By a 4-4 decision, the U.S. Supreme Court has affirmed a lower court ruling that public sector unions could require employees to pay an agency fee to a union as a condition of employment. Friedrichs v. California Teachers Association, No. 14-915 (Mar. 29, 2016).

The plaintiffs had argued that their First Amendment rights were violated when the government, through a collective bargaining agreement, required the employees to pay an agency fee (also known by the euphemism “fair share payment”) a union whose views they did not necessarily wholly share. Agency fees are similar in amount to the dues paid by union members. Read our previous post for more detail.

In a single sentence — “The judgment is affirmed by an equally divided court” — the justices demonstrated that the passing in February of Justice Antonin Scalia will have a distinct effect on cases before it. (Approximately a third of the cases before the Supreme Court in recent years have been decided by a 5-4 vote.) Many court observers believed Justice Scalia would have voted with the plaintiffs and found a government requirement that public sector employees pay a mandatory agency fee violates the First Amendment rights of those workers. During oral argument, Justice Scalia and others justices expressed the view that collective bargaining was political speech and the requirement that public sector employees pay mandatory agency fees was “compelled speech.”

Had the Court reversed the appeals court decision, public sector unions stood to lose millions of dollars in fees as employees exercised their new right to decline to pay an agency fee. For example, after Wisconsin in 2013 prohibited unions who represented state employees from charging mandatory agency fees, AFSMCE Council 24’s revenue in the state dropped from $5 million in 2010, before the law changed, to $1.5 million.

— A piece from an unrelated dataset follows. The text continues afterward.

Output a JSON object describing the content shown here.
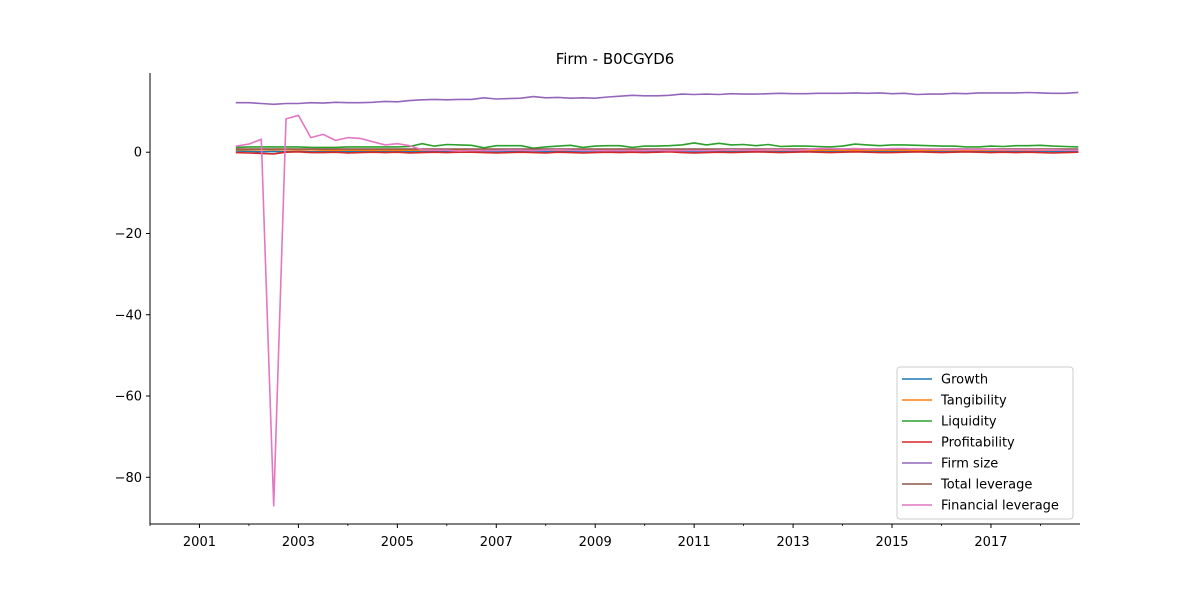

The High Court’s decision does not finally resolve the issue. The plaintiffs could ask for a rehearing, although success is unlikely because an affirmative vote of five justices is required and a rehearing is rarely granted. In addition, several cases that raise the same issue are working their way through the lower courts. One of them may reach the Supreme Court for a definitive ruling after the Court is restored to a full complement of nine justices.